Features of the combined impact of driven compaction piles and the associated subsoils

Abstract

The article describes the main features of the combined impact of the driven compaction piles and the associated soil strata. The compaction piles can be pyramidal, machine-driven, or self-expanding when being driven. The peculiarities of the nature of work related to the compaction of the soil strata when the piles are driven. The compaction of the soil strata provides the additional load-bearing capacity and supports the transferred external load. Subsoils and the quantitative assessment of their building properties are evaluated based on the nature and inherent conditions of earth strata formations, and mineralogical and salt compositions. Changes to the fore-said properties depend on the degree of humidity, the peculiarities of soil structure, the location of individual particles, and the resistance to external loads. Internal resistance to compaction is determined by the bulk density of dry soil ρ_d during the deformation. The abnormalities related to the working of the subsoils associated with driven compaction piles correlate to the transfer of the external load by the lateral surface of the piles to the pre-compacted soil during the course of immersion. In the case of machine-driven batter piles, a compacted soil core between the inner edges of the surfaces of the elements acts in tandem with the pile. In this scenario, the density of the soil composition reaches its maximum value.

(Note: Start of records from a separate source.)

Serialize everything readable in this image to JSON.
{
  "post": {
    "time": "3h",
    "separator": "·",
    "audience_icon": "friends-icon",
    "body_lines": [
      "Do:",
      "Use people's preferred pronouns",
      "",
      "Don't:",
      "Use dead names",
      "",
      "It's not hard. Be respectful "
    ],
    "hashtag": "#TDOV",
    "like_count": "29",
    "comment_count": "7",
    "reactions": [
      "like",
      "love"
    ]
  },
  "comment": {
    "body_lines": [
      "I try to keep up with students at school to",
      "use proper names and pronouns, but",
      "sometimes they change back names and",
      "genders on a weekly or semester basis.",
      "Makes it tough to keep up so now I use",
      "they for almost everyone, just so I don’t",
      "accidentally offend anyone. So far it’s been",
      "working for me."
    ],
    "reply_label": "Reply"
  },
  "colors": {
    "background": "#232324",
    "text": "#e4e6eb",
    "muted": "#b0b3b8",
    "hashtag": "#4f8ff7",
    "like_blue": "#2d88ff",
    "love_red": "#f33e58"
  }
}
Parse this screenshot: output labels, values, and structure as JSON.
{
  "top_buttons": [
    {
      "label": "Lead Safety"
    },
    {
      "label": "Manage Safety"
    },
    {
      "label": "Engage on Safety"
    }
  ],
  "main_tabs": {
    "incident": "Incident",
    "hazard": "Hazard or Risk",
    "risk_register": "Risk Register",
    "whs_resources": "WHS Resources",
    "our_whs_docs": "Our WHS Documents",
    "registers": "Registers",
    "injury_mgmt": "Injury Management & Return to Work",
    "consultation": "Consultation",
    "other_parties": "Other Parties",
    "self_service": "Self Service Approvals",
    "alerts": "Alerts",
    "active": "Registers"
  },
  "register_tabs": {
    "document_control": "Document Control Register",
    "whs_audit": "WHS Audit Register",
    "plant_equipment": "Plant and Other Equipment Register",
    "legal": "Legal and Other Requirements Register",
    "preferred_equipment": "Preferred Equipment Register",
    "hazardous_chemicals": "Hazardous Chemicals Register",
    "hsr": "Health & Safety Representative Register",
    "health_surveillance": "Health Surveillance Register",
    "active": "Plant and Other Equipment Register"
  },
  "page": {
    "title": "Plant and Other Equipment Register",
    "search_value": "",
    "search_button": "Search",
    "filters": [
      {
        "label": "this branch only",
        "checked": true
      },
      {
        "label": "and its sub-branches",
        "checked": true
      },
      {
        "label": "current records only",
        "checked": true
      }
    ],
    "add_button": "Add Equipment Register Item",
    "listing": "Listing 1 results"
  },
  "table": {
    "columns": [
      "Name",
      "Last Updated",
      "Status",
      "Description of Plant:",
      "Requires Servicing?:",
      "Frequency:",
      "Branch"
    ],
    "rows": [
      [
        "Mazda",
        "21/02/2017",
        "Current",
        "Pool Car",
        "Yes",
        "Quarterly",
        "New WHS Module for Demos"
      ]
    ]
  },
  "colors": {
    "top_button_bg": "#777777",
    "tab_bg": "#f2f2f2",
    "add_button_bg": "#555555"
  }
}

The results of the field tests proved, that self-opening batter piles perceive 1.2-1.3 times more resistance than pyramidal ones of the same volume. The use of driven compaction piles does not apply to foundations composed of permafrost soils, unstable landslide areas, and to undermined areas.

The practice of introducing compaction-driven piles into construction has shown significant savings in building materials, and a reduction in the construction time of residential, public, and industrial buildings.